Thus, there is a need for a load balancing engine that incorporates predicted usage patterns in load balancing of hosts for provision of cloud desktops. There is also a need for a system that minimizes migration of Cloud desktops to different hosts.
SUMMARYOne disclosed example is a virtual computing system the includes a plurality of available host servers for providing virtual machines accessible to client devices of users. A monitoring service is coupled to the available host servers. The monitoring service is operable to collect resource usage data from the plurality of virtual machines. A host allocation engine is coupled to the monitoring service and plurality of available host servers. The host allocation engine is operable to determine anticipated resources required for demand for virtual machines at a future period of time. The host allocation engine creates a plan for a mix of configurations of the available host servers to minimally allocate host servers to support the anticipated resources for the demand for virtual machines. The host allocation engine provides the host servers to instantiate virtual machines in accordance with the plan.
In another implementation of the disclosed example system, the host allocation engine is further operable to migrate an existing virtual machine from a first active host server to a second active host server to provide a new virtual machine from the first active host server in accordance with the plan. In another implementation, the virtual machines each execute a cloud desktop accessible to the users via the client devices. In another implementation, the resources include at least one of virtual computer processing units (vCPU), virtual graphical processing units (GPU), and memory required by the virtual machine. In another other implementation, the host servers are organized as a server cluster that includes additional inactive host servers. In another implementation, an additional inactive server is activated and added to the plurality of host servers when a new virtual machine cannot be provided by a first host server. In another implementation, the allocation plan is revised based on a change in conditions of the host servers. In another implementation, the change in conditions includes at least one of a change in an anticipated number of users; change in access to Cloud regions; a new Cloud region; a new Cloud provider; or a Cloud region suffering from an outage or degradation of performance. In another implementation, at least some of the plurality of servers have different configurations.

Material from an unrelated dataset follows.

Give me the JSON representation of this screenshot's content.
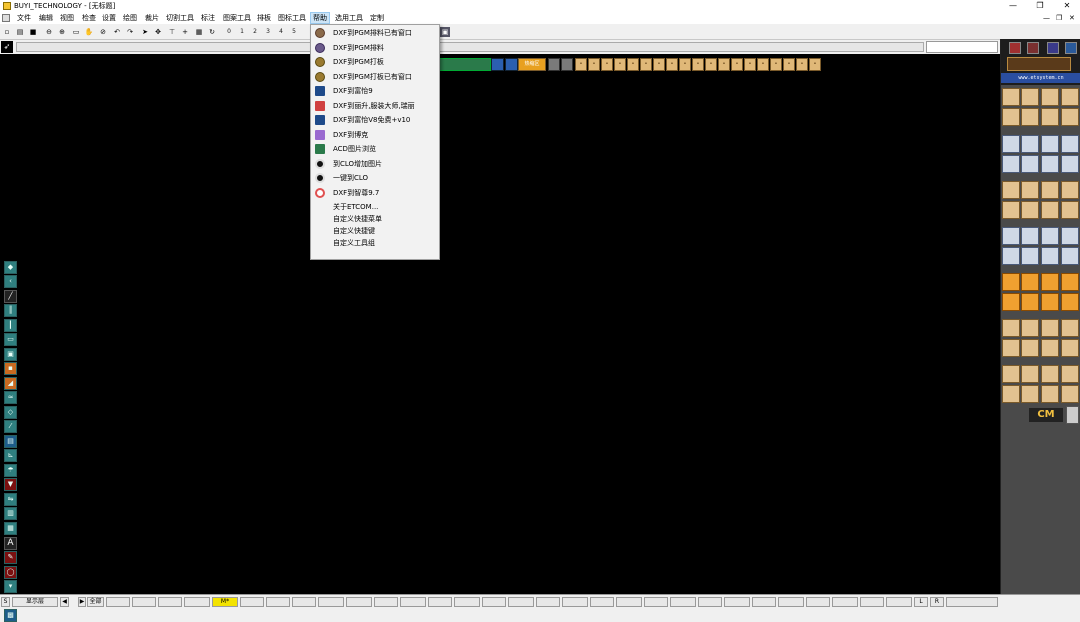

Another disclosed example is a method for providing a virtual computer system. Resource usage data is collected from a plurality of virtual machines provided by a plurality of available host servers. The virtual machines are each accessible by one of a plurality of client devices. Anticipated resources required for demand for virtual machines at a future period of time are determined. A plan for a mix of configurations of the available host servers is created to minimally allocate host servers to support the anticipated resources for the demand for virtual machines. The host servers to instantiate virtual machines are provided in accordance with the plan.
In another implementation of the disclosed example method, an existing virtual machine is migrated from a first active host server to a second active host server to provide a new virtual machine from the first active host server in accordance with the plan. In another implementation, the virtual machines each execute a cloud desktop accessible to the users via the client devices. In another implementation, the resources include at least one of virtual computer processing units (vCPU), virtual graphical processing units (GPU), and memory required by the virtual machine. In another implementation, the plurality of host servers are organized as a server cluster that includes additional inactive host servers. In another implementation, an additional inactive server is activated and added to the plurality of host servers when a new virtual machine cannot be provided by a first host server. In another implementation, the example method includes revising the allocation plan based on a change in conditions of the host servers. In another implementation, the change in conditions includes at least one of a change in an anticipated number of users; change in access to Cloud regions; a new Cloud region; a new Cloud provider; or a Cloud region suffering from an outage or degradation of performance. In another implementation, at least some of the plurality of servers have different configurations.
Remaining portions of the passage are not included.